L’Assurance maladie obligatoire (AMO) apporte donc une réelle bouffée d’oxygène dans la prise en charge des pathologies dans notre pays. La Caisse nationale d’assurance maladie (CANAM), en charge de sa mise en œuvre, a tenu lundi dans les locaux du Conseil national du patronat, la 14è session de son conseil d’administration. La cérémonie d’ouverture, présidée par le président sortant du conseil d’administration, Cheick Oumar Dia, s’est déroulée en présence du directeur général de la caisse, Luc Togo et du nouveau président du conseil d’administration, le Pr Mamady Kané et de la quasi totalité des administrateurs.
L’ordre du jour portait sur l’examen et l’adoption du procès-verbal et l’état de mise en œuvre des recommandations de la précédente session et l’examen du programme d’activités de cette année. Ils se sont aussi prononcés sur le projet de budget de l’exercice entamé. Ils ont globalement apprécié les efforts d’innovation, notamment la migration vers un système intégré ultra moderne et le souci d’efficacité des responsables de la caisse, de toujours répondre aux aspirations des assurés. L’AMO a été une alternative heureuse dans la prise en charge du risque maladie chez les fonctionnaires et autres travailleurs régis par le code du travail. Aujourd’hui, ce régime de protection sociale donne de réelles satisfactions.

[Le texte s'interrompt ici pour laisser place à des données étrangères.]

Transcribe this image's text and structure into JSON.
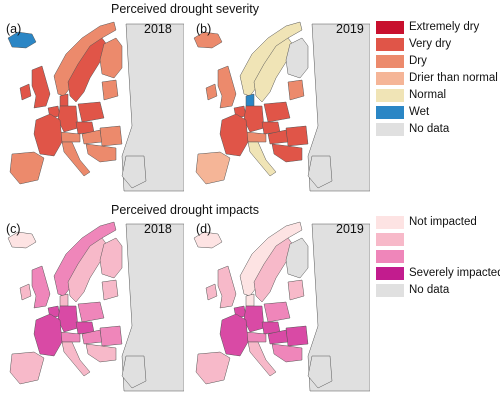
{
  "severity_section": {
    "title": "Perceived drought severity",
    "panels": [
      {
        "label": "(a)",
        "year": "2018"
      },
      {
        "label": "(b)",
        "year": "2019"
      }
    ],
    "legend": [
      {
        "label": "Extremely dry",
        "color": "#c8102e"
      },
      {
        "label": "Very dry",
        "color": "#e05548"
      },
      {
        "label": "Dry",
        "color": "#ec8a6c"
      },
      {
        "label": "Drier than normal",
        "color": "#f5b597"
      },
      {
        "label": "Normal",
        "color": "#f0e4b6"
      },
      {
        "label": "Wet",
        "color": "#2b86c5"
      },
      {
        "label": "No data",
        "color": "#e0e0e0"
      }
    ]
  },
  "impacts_section": {
    "title": "Perceived drought impacts",
    "panels": [
      {
        "label": "(c)",
        "year": "2018"
      },
      {
        "label": "(d)",
        "year": "2019"
      }
    ],
    "legend": [
      {
        "label": "Not impacted",
        "color": "#fde3e3"
      },
      {
        "label": "",
        "color": "#f7b9c9"
      },
      {
        "label": "",
        "color": "#ef86ba"
      },
      {
        "label": "Severely impacted",
        "color": "#c21c8e"
      },
      {
        "label": "No data",
        "color": "#e0e0e0"
      }
    ]
  },
  "map_colors": {
    "no_data": "#e0e0e0",
    "border": "#555555",
    "coast": "#1a1a1a"
  },
  "panel_a": {
    "iceland": "#2b86c5",
    "ireland": "#e05548",
    "uk": "#e05548",
    "norway": "#ec8a6c",
    "sweden": "#e05548",
    "finland": "#ec8a6c",
    "baltics": "#ec8a6c",
    "denmark": "#e05548",
    "france": "#e05548",
    "iberia": "#ec8a6c",
    "benelux": "#e05548",
    "germany": "#e05548",
    "poland": "#e05548",
    "czech": "#e05548",
    "alps": "#ec8a6c",
    "hungary": "#ec8a6c",
    "italy": "#ec8a6c",
    "balkans": "#ec8a6c",
    "romania": "#ec8a6c",
    "greece": "#e0e0e0",
    "east": "#e0e0e0"
  },
  "panel_b": {
    "iceland": "#ec8a6c",
    "ireland": "#ec8a6c",
    "uk": "#ec8a6c",
    "norway": "#f0e4b6",
    "sweden": "#f0e4b6",
    "finland": "#e0e0e0",
    "baltics": "#ec8a6c",
    "denmark": "#2b86c5",
    "france": "#e05548",
    "iberia": "#f5b597",
    "benelux": "#e05548",
    "germany": "#e05548",
    "poland": "#e05548",
    "czech": "#e05548",
    "alps": "#ec8a6c",
    "hungary": "#e05548",
    "italy": "#f0e4b6",
    "balkans": "#e05548",
    "romania": "#e05548",
    "greece": "#e0e0e0",
    "east": "#e0e0e0"
  },
  "panel_c": {
    "iceland": "#fde3e3",
    "ireland": "#f7b9c9",
    "uk": "#ef86ba",
    "norway": "#ef86ba",
    "sweden": "#f7b9c9",
    "finland": "#f7b9c9",
    "baltics": "#f7b9c9",
    "denmark": "#f7b9c9",
    "france": "#d94aa5",
    "iberia": "#f7b9c9",
    "benelux": "#d94aa5",
    "germany": "#d94aa5",
    "poland": "#ef86ba",
    "czech": "#d94aa5",
    "alps": "#ef86ba",
    "hungary": "#ef86ba",
    "italy": "#f7b9c9",
    "balkans": "#f7b9c9",
    "romania": "#ef86ba",
    "greece": "#e0e0e0",
    "east": "#e0e0e0"
  },
  "panel_d": {
    "iceland": "#fde3e3",
    "ireland": "#f7b9c9",
    "uk": "#f7b9c9",
    "norway": "#fde3e3",
    "sweden": "#f7b9c9",
    "finland": "#e0e0e0",
    "baltics": "#f7b9c9",
    "denmark": "#fde3e3",
    "france": "#d94aa5",
    "iberia": "#f7b9c9",
    "benelux": "#d94aa5",
    "germany": "#d94aa5",
    "poland": "#ef86ba",
    "czech": "#d94aa5",
    "alps": "#ef86ba",
    "hungary": "#d94aa5",
    "italy": "#f7b9c9",
    "balkans": "#ef86ba",
    "romania": "#d94aa5",
    "greece": "#e0e0e0",
    "east": "#e0e0e0"
  }
}
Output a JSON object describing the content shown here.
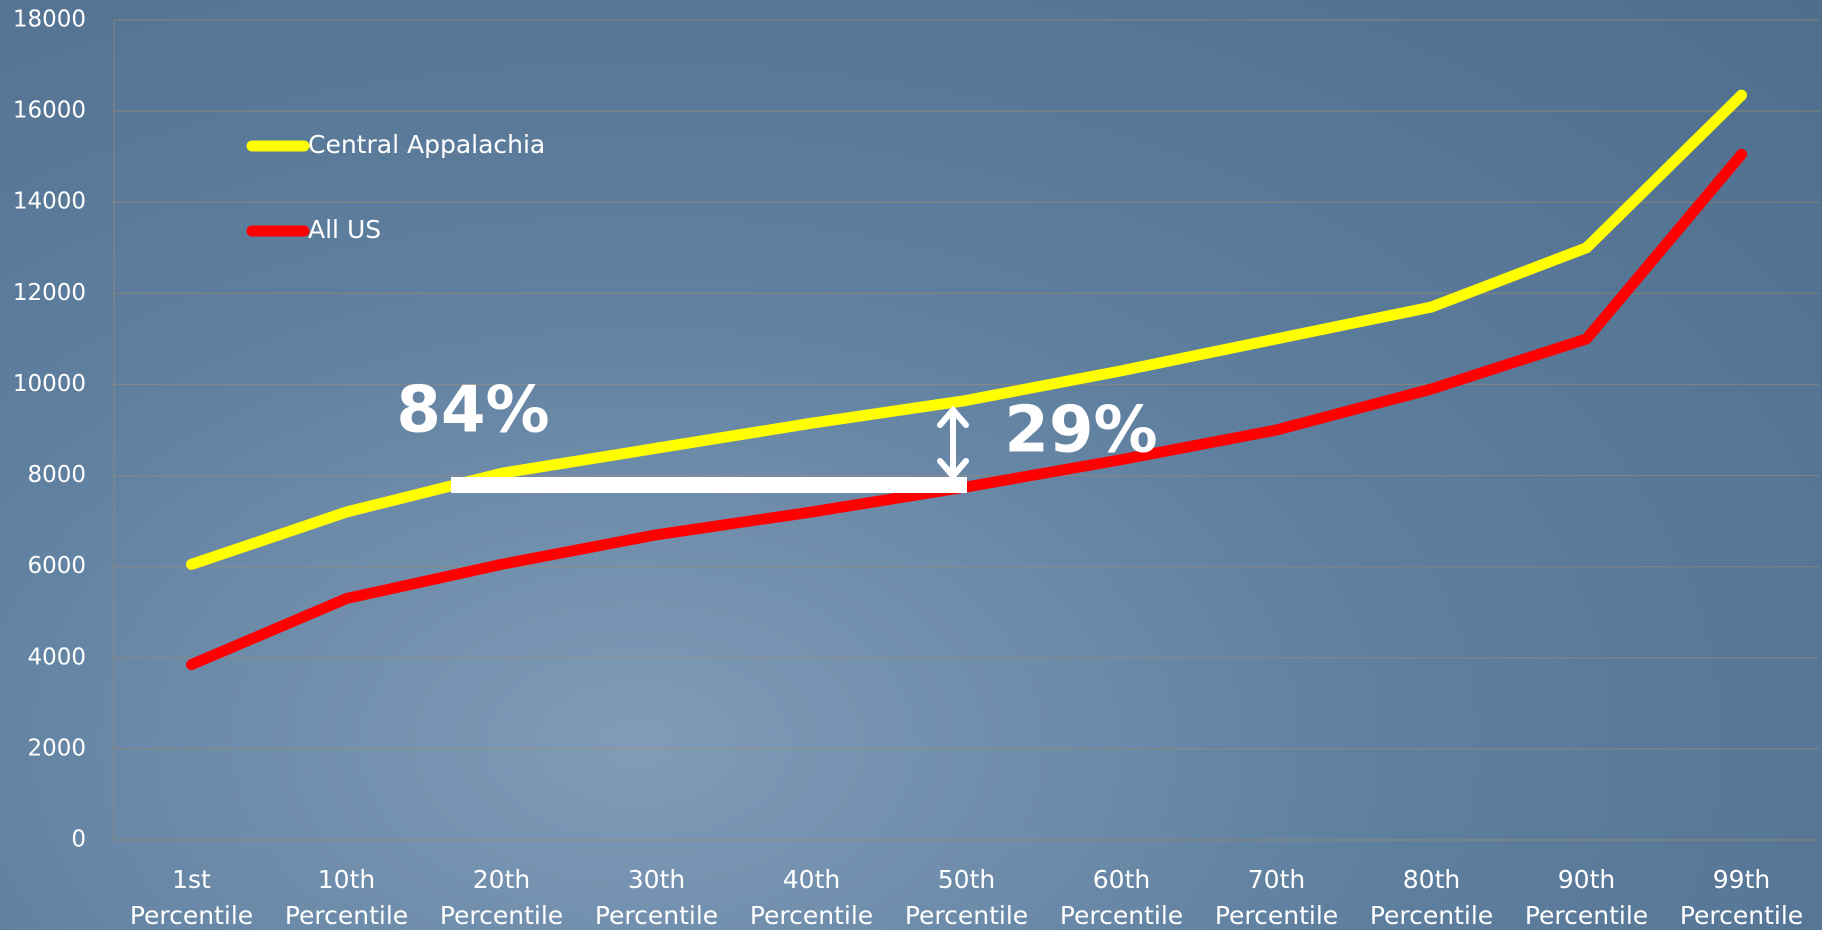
{
  "chart_data": {
    "type": "line",
    "categories": [
      "1st Percentile",
      "10th Percentile",
      "20th Percentile",
      "30th Percentile",
      "40th Percentile",
      "50th Percentile",
      "60th Percentile",
      "70th Percentile",
      "80th Percentile",
      "90th Percentile",
      "99th Percentile"
    ],
    "series": [
      {
        "name": "Central Appalachia",
        "color": "#ffff00",
        "values": [
          6050,
          7200,
          8050,
          8600,
          9150,
          9650,
          10300,
          11000,
          11700,
          13000,
          16350
        ]
      },
      {
        "name": "All US",
        "color": "#ff0000",
        "values": [
          3850,
          5300,
          6050,
          6700,
          7200,
          7750,
          8350,
          9000,
          9900,
          11000,
          15050
        ]
      }
    ],
    "ylim": [
      0,
      18000
    ],
    "yticks": [
      0,
      2000,
      4000,
      6000,
      8000,
      10000,
      12000,
      14000,
      16000,
      18000
    ],
    "grid": true,
    "annotations": [
      "84%",
      "29%"
    ]
  }
}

Il suffit pour s’en convaincre d’écouter les commentaires et suggestions des assurés et responsables des structures de prestation de soins.
L’administration de la caisse, qui a l’obligation de rester dans cette dynamique de progrès, s’attache à répondre aux exigences de couverture universelle et de qualité de soins. Elle multiplie les actions et les initiatives d’amélioration de la gestion du régime et n’a pas hésité une seconde à prendre le tournant de la modernisation. Pour l’exercice écoulé, la CANAM a continué l’immatriculation des assurés, la production et distribution de récépissés et cartes d’assurés. Mue par une volonté de rendre géographiquement plus accessible les soins de santé, la caisse a signé des conventions avec de nouveaux prestataires de soins. Elle a aussi initié des campagnes d’information et de sensibilisation des travailleurs enrôlés à l’AMO.

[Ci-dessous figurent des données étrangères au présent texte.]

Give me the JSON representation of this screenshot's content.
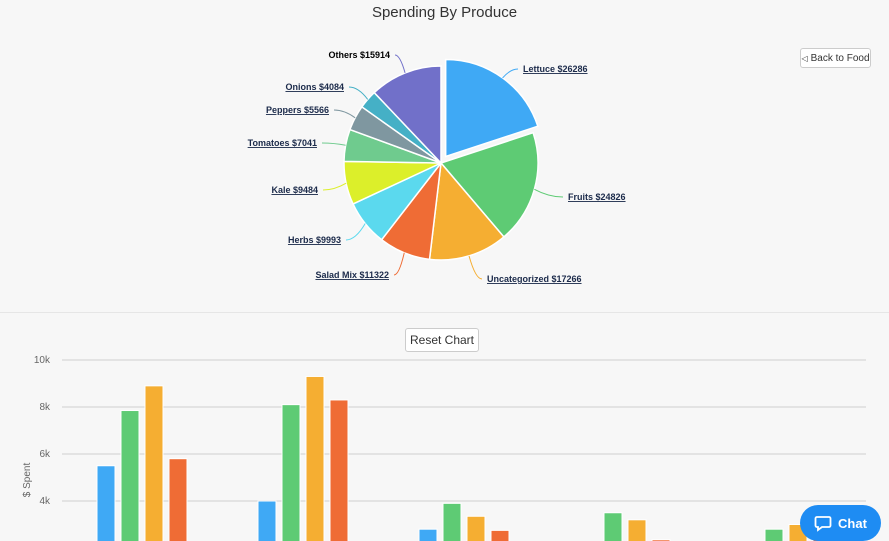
{
  "title": "Spending By Produce",
  "back_button": "Back to Food",
  "reset_button": "Reset Chart",
  "chat_button": "Chat",
  "chart_data": [
    {
      "type": "pie",
      "title": "Spending By Produce",
      "exploded": "Lettuce",
      "slices": [
        {
          "label": "Lettuce $26286",
          "name": "Lettuce",
          "value": 26286,
          "color": "#3fa9f5"
        },
        {
          "label": "Fruits $24826",
          "name": "Fruits",
          "value": 24826,
          "color": "#5ecb74"
        },
        {
          "label": "Uncategorized $17266",
          "name": "Uncategorized",
          "value": 17266,
          "color": "#f5ae32"
        },
        {
          "label": "Salad Mix $11322",
          "name": "Salad Mix",
          "value": 11322,
          "color": "#ef6c35"
        },
        {
          "label": "Herbs $9993",
          "name": "Herbs",
          "value": 9993,
          "color": "#5bd9ee"
        },
        {
          "label": "Kale $9484",
          "name": "Kale",
          "value": 9484,
          "color": "#dcef2a"
        },
        {
          "label": "Tomatoes $7041",
          "name": "Tomatoes",
          "value": 7041,
          "color": "#6fcb8e"
        },
        {
          "label": "Peppers $5566",
          "name": "Peppers",
          "value": 5566,
          "color": "#7f97a0"
        },
        {
          "label": "Onions $4084",
          "name": "Onions",
          "value": 4084,
          "color": "#45b0c6"
        },
        {
          "label": "Others $15914",
          "name": "Others",
          "value": 15914,
          "color": "#7170c9"
        }
      ]
    },
    {
      "type": "bar",
      "ylabel": "$ Spent",
      "yticks": [
        "4k",
        "6k",
        "8k",
        "10k"
      ],
      "ytick_values": [
        4000,
        6000,
        8000,
        10000
      ],
      "visible_ylim": [
        2300,
        10000
      ],
      "grid": true,
      "series": [
        {
          "color": "#3fa9f5",
          "values": [
            5500,
            4000,
            2800,
            null,
            null
          ]
        },
        {
          "color": "#5ecb74",
          "values": [
            7850,
            8100,
            3900,
            3500,
            2800
          ]
        },
        {
          "color": "#f5ae32",
          "values": [
            8900,
            9300,
            3350,
            3200,
            3000
          ]
        },
        {
          "color": "#ef6c35",
          "values": [
            5800,
            8300,
            2750,
            2350,
            2600
          ]
        }
      ]
    }
  ]
}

Pour Cheick Oumar Dia, le programme d’activités de l’exercice en cours est axé essentiellement sur la poursuite de la mise en œuvre du système intégré d’identification biométrique de type web services, le renforcement des opérations d’immatriculation par l’intensification de la campagne d’enrôlement de proximité ainsi que l’amélioration de l’accès aux soins. Le président sortant a également relevé que la mise en place d’un dispositif de lutte contre la fraude, la réduction des délais de paiement des prestataires, à travers la mise en place d’un réseau d’interconnexion entre les professionnels de la santé et les organismes gestionnaires délégués (OGD) et la dématérialisation progressive des feuilles de soins, figurent en bonne place dans les activités de 2017. Quant au directeur général de la CANAM, il a rappelé que la session adoptera un budget qui permettra à la caisse de déployer l’ensemble de ses activités. Il a aussi souligné qu’il y a environ 1 100 000 personnes qui sont régulièrement immatriculées.

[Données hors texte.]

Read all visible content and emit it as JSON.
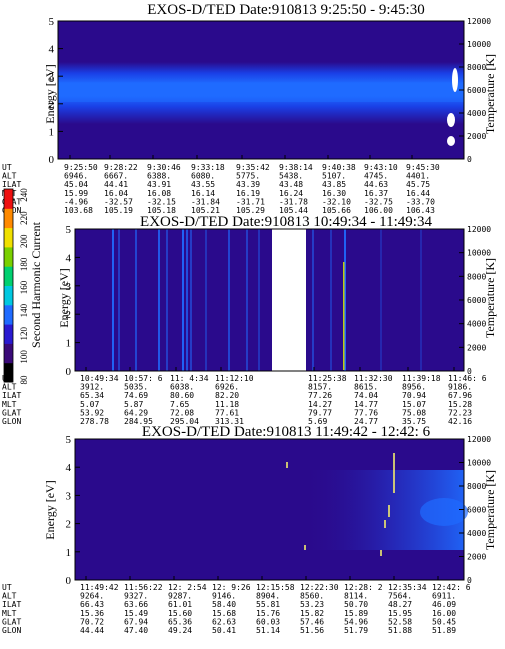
{
  "colors": {
    "background": "#2a0a8c",
    "band_core": "#1f6bff",
    "band_edge": "#1a3fe6",
    "axis": "#000000"
  },
  "colorbar": {
    "label": "Second Harmonic Current",
    "ticks": [
      "80",
      "100",
      "120",
      "140",
      "160",
      "180",
      "200",
      "220",
      "240"
    ],
    "stops": [
      "#000000",
      "#3a0a78",
      "#2a1ad0",
      "#1f6bff",
      "#00c8e0",
      "#00d070",
      "#7ad000",
      "#f0e000",
      "#ff8a00",
      "#ee1010"
    ]
  },
  "panels": [
    {
      "title": "EXOS-D/TED   Date:910813  9:25:50 - 9:45:30",
      "ylabel": "Energy [eV]",
      "y2label": "Temperature [K]",
      "yticks": [
        "0",
        "1",
        "2",
        "3",
        "4",
        "5"
      ],
      "y2ticks": [
        "0",
        "2000",
        "4000",
        "6000",
        "8000",
        "10000",
        "12000"
      ],
      "orbit_labels": [
        "UT",
        "ALT",
        "ILAT",
        "MLT",
        "GLAT",
        "GLON"
      ],
      "orbit": [
        [
          "9:25:50",
          "6946.",
          "45.04",
          "15.99",
          "-4.96",
          "103.68"
        ],
        [
          "9:28:22",
          "6667.",
          "44.41",
          "16.04",
          "-32.57",
          "105.19"
        ],
        [
          "9:30:46",
          "6388.",
          "43.91",
          "16.08",
          "-32.15",
          "105.18"
        ],
        [
          "9:33:18",
          "6080.",
          "43.55",
          "16.14",
          "-31.84",
          "105.21"
        ],
        [
          "9:35:42",
          "5775.",
          "43.39",
          "16.19",
          "-31.71",
          "105.29"
        ],
        [
          "9:38:14",
          "5438.",
          "43.48",
          "16.24",
          "-31.78",
          "105.44"
        ],
        [
          "9:40:38",
          "5107.",
          "43.85",
          "16.30",
          "-32.10",
          "105.66"
        ],
        [
          "9:43:10",
          "4745.",
          "44.63",
          "16.37",
          "-32.75",
          "106.00"
        ],
        [
          "9:45:30",
          "4401.",
          "45.75",
          "16.44",
          "-33.70",
          "106.43"
        ]
      ]
    },
    {
      "title": "EXOS-D/TED   Date:910813  10:49:34 - 11:49:34",
      "ylabel": "Energy [eV]",
      "y2label": "Temperature [K]",
      "yticks": [
        "0",
        "1",
        "2",
        "3",
        "4",
        "5"
      ],
      "y2ticks": [
        "0",
        "2000",
        "4000",
        "6000",
        "8000",
        "10000",
        "12000"
      ],
      "orbit_labels": [
        "UT",
        "ALT",
        "ILAT",
        "MLT",
        "GLAT",
        "GLON"
      ],
      "orbit": [
        [
          "10:49:34",
          "3912.",
          "65.34",
          "5.07",
          "53.92",
          "278.78"
        ],
        [
          "10:57: 6",
          "5035.",
          "74.69",
          "5.87",
          "64.29",
          "284.95"
        ],
        [
          "11: 4:34",
          "6038.",
          "80.60",
          "7.65",
          "72.08",
          "295.04"
        ],
        [
          "11:12:10",
          "6926.",
          "82.20",
          "11.18",
          "77.61",
          "313.31"
        ],
        [
          "11:25:38",
          "8157.",
          "77.26",
          "14.27",
          "79.77",
          "5.69"
        ],
        [
          "11:32:30",
          "8615.",
          "74.04",
          "14.77",
          "77.76",
          "24.77"
        ],
        [
          "11:39:18",
          "8956.",
          "70.94",
          "15.07",
          "75.08",
          "35.75"
        ],
        [
          "11:46: 6",
          "9186.",
          "67.96",
          "15.28",
          "72.23",
          "42.16"
        ]
      ]
    },
    {
      "title": "EXOS-D/TED   Date:910813  11:49:42 - 12:42: 6",
      "ylabel": "Energy [eV]",
      "y2label": "Temperature [K]",
      "yticks": [
        "0",
        "1",
        "2",
        "3",
        "4",
        "5"
      ],
      "y2ticks": [
        "0",
        "2000",
        "4000",
        "6000",
        "8000",
        "10000",
        "12000"
      ],
      "orbit_labels": [
        "UT",
        "ALT",
        "ILAT",
        "MLT",
        "GLAT",
        "GLON"
      ],
      "orbit": [
        [
          "11:49:42",
          "9264.",
          "66.43",
          "15.36",
          "70.72",
          "44.44"
        ],
        [
          "11:56:22",
          "9327.",
          "63.66",
          "15.49",
          "67.94",
          "47.40"
        ],
        [
          "12: 2:54",
          "9287.",
          "61.01",
          "15.60",
          "65.36",
          "49.24"
        ],
        [
          "12: 9:26",
          "9146.",
          "58.40",
          "15.68",
          "62.63",
          "50.41"
        ],
        [
          "12:15:58",
          "8904.",
          "55.81",
          "15.76",
          "60.03",
          "51.14"
        ],
        [
          "12:22:30",
          "8560.",
          "53.23",
          "15.82",
          "57.46",
          "51.56"
        ],
        [
          "12:28: 2",
          "8114.",
          "50.70",
          "15.89",
          "54.96",
          "51.79"
        ],
        [
          "12:35:34",
          "7564.",
          "48.27",
          "15.95",
          "52.58",
          "51.88"
        ],
        [
          "12:42: 6",
          "6911.",
          "46.09",
          "16.00",
          "50.45",
          "51.89"
        ]
      ]
    }
  ],
  "chart_data": [
    {
      "type": "heatmap",
      "title": "EXOS-D/TED   Date:910813  9:25:50 - 9:45:30",
      "ylabel": "Energy [eV]",
      "y2label": "Temperature [K]",
      "ylim": [
        0,
        5
      ],
      "y2lim": [
        0,
        12000
      ],
      "x": [
        "9:25:50",
        "9:28:22",
        "9:30:46",
        "9:33:18",
        "9:35:42",
        "9:38:14",
        "9:40:38",
        "9:43:10",
        "9:45:30"
      ],
      "peak_band_energy_eV": [
        1.5,
        3.0
      ],
      "temperature_points_K": [
        1800,
        2900,
        3400,
        6600
      ]
    },
    {
      "type": "heatmap",
      "title": "EXOS-D/TED   Date:910813  10:49:34 - 11:49:34",
      "ylabel": "Energy [eV]",
      "y2label": "Temperature [K]",
      "ylim": [
        0,
        5
      ],
      "y2lim": [
        0,
        12000
      ],
      "x": [
        "10:49:34",
        "10:57: 6",
        "11: 4:34",
        "11:12:10",
        "11:25:38",
        "11:32:30",
        "11:39:18",
        "11:46: 6"
      ],
      "data_gap": [
        "11:16",
        "11:23"
      ]
    },
    {
      "type": "heatmap",
      "title": "EXOS-D/TED   Date:910813  11:49:42 - 12:42: 6",
      "ylabel": "Energy [eV]",
      "y2label": "Temperature [K]",
      "ylim": [
        0,
        5
      ],
      "y2lim": [
        0,
        12000
      ],
      "x": [
        "11:49:42",
        "11:56:22",
        "12: 2:54",
        "12: 9:26",
        "12:15:58",
        "12:22:30",
        "12:28: 2",
        "12:35:34",
        "12:42: 6"
      ]
    }
  ]
}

Par ailleurs, le patron de la caisse a évoqué la migration de sa structure vers un nouveau logiciel qui donne plus d’assurance et plus d’efficacité dans la gestion. Il a également expliqué que sa structure a consacré plus de 23 milliards à la prise en charge des remboursements. Pour l’exercice entamé, le projet de budget de la caisse est équilibré en recettes et en dépenses à un peu plus de 53 milliards de Fcfa contre un peu plus de 42 milliards en 2016, soit une augmentation sensible de plus de près de 26%.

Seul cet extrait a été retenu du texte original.